Wisdom is seeing life for what it really is
This kind of statement derives from at least two sources: One is the tendency to blame a whole village for something done by an individual. A report of a serial killer would elicit a wave of responses saying that only a place so vile would spawn a creature like this. And a second possible source is the critical self-evaluation of scholars who scrutinize China's cultural soil for elements holding back its progress.
The problem is, online denizens tend to accept the academic conclusions without delving into detailed analysis. The urge to generalize is so tempting and fits so neatly into the fast-food atmosphere of Internet expression that few have the patience to go through the travail of supporting one's arguments with evidence or rationalization.

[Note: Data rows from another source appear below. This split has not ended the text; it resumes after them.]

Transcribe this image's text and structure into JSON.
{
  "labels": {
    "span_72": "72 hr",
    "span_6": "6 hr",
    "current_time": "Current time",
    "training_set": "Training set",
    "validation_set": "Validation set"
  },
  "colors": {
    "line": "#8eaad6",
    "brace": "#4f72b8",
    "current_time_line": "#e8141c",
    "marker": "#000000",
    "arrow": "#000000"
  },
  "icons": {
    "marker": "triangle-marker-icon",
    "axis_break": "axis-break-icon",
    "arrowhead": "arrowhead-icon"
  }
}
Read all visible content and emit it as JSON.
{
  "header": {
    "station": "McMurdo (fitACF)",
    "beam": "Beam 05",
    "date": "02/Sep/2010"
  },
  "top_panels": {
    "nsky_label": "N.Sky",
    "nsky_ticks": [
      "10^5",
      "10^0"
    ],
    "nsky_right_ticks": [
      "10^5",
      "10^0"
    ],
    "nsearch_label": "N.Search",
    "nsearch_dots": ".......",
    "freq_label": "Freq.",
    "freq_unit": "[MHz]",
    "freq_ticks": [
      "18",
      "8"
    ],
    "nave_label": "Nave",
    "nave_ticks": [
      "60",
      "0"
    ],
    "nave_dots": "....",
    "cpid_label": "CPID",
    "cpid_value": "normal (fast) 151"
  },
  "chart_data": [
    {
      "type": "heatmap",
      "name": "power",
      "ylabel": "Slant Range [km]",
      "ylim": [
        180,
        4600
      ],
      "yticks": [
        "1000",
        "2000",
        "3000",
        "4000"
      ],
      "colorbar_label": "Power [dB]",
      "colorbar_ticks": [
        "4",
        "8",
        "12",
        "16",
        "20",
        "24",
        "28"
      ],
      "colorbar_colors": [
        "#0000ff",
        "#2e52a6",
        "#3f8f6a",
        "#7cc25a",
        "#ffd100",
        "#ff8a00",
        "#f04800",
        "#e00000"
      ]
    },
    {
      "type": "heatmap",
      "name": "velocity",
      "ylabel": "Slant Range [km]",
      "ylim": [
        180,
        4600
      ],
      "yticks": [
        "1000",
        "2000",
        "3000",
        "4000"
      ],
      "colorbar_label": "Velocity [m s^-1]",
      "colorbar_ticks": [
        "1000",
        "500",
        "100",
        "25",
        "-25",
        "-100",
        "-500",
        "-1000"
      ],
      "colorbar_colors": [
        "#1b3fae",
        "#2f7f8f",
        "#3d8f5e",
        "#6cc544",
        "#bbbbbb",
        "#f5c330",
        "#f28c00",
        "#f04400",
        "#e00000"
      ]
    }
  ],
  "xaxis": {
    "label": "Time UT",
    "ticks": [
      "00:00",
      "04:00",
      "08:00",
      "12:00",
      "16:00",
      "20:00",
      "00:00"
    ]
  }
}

Online, the world is either black or white, with no room for shades of gray.
That goes for both China and the United States as topics of contention. Especially China and the US - two countries used as points of reference for political grandstanding. If you are pro-China, you must be anti-America; and vice versa, or so some believe. It has become so simplistic, partly because of the 140-character limit of most arguments, that the best parts of a public discourse, the parts that involve new information or factual nuances, tend to be left out or ignored.
For me, the four photos showing a detritus-cluttered Times Square were hardly surprising. Any place that had just packed in a million people would leave jetsam and flotsam of garbage - even under the best of circumstances. I'm not oblivious to factors such as cultural impact, educational levels and social backgrounds, etc. A typical American crowd that scientifically represents US demographics would probably litter less than a typical Chinese crowd. Within China, an urban gathering would heed public sanitation more than a rural assemblage. This has nothing to do with race, but lots to do with education, especially the teaching of civility.